İnsan vücudu için son derece önemli işlevleri olan bu hormonun eksikliği ya da fazlalığı durumunda ne gibi sorunlar ortaya çıkar?

Parathormonun azlığında, kandaki kalsiyum miktarı azalır, buna bağlı olarak kaslarda, özellikle de el ve yüz kaslarında kasılmalar yani tetani görülür. Eğer bu nefes borusundaki kaslarda olursa nefes almayı engeller ve ölüme yol açabilir. Hormonun fazlalığında ise, kemiklerdeki kalsiyum depoları boşaltılarak kana verilir. Bu durum kemiklerin kolayca bükülmesine ve kırılmasına sebep olur. Böbrekler kandaki fazla kalsiyumu atmaya çalışır fakat bu kalsiyum kristalleri böbrek taşlarına da neden olabilir.58

Bu örneklerde görüldüğü gibi, insanın yaşamını sağlıklı ve rahat bir şekilde sürdürmesi, hormon sisteminin tam olarak çalışmasıyla mümkündür. Nitekim yalnızca tiroid bezinin çalışmasındaki küçük bir aksaklık pek çok hastalığa neden olabilmektedir. Peki böylesine kusursuz bir sistemi kuran ve işleten kimdir? Buraya kadar hep kandaki eksilen maddeleri fark eden, bu eksikliğin miktarını tespit ederek gerekli maddeleri üreten, bu maddelerin içeriğinin ne olması gerektiğini çok iyi bilen ve gerektiği miktarda maddeyi gerektiği sürece üreten, vücudun diğer organları üzerinde de etkisi olan bir "irade"den söz ettik. Düşünülmesi gereken nokta şudur: Böyle yüksek bir irade gösteren varlık tiroid bezinin kendisi midir? Elbette böyle bir şey mümkün değildir. Tiroid bezi dediğimiz şey bir hücreler topluluğudur; bu topluluğun içinde bir şuur sahibi aramak mümkün değildir. Bu irade, hormonlara aittir de diyemeyiz. Hormon dediğimiz şey de moleküllerden oluşan bir maddedir. O halde bu iradeyi nerede arayacağız?

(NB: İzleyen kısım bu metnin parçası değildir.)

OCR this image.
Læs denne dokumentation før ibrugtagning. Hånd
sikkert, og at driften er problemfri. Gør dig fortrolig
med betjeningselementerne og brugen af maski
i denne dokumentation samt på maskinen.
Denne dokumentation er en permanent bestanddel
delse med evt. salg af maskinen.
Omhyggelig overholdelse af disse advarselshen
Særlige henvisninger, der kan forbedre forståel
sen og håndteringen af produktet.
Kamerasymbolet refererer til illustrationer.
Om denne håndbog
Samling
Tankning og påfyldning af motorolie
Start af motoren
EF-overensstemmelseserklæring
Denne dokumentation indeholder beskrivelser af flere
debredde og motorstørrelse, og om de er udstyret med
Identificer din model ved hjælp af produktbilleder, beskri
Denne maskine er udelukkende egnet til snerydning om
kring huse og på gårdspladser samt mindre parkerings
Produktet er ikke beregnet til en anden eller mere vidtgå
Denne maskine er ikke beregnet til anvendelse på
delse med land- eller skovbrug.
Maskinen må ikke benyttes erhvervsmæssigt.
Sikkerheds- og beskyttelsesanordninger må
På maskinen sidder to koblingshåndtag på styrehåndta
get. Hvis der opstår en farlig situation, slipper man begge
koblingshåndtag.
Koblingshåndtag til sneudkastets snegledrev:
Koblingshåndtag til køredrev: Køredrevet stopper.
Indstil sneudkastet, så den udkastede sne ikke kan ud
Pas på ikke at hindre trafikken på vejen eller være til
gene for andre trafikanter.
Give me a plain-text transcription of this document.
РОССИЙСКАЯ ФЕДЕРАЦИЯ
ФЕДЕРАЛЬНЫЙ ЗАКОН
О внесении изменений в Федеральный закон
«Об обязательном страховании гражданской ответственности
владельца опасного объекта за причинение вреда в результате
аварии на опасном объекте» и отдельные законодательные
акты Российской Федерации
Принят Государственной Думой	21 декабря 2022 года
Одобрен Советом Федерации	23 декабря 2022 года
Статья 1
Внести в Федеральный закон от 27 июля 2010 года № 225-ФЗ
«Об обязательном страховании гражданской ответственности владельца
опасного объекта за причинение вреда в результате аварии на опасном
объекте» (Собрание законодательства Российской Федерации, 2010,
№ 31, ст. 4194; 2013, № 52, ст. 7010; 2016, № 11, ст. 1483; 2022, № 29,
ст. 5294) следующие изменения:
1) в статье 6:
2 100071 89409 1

İşte bu noktada karşılaştığımız tek sonuç, yaratılış gerçeğidir. Vücut içindeki tüm bezlerin, hormonal sistemi oluşturan tüm elemanların, bunların ürettikleri hormonların, o hormonların içinde yer alan moleküllerin ve onları oluşturan atomların tümü Allah'ın benzersiz yaratışının birer ürünüdür.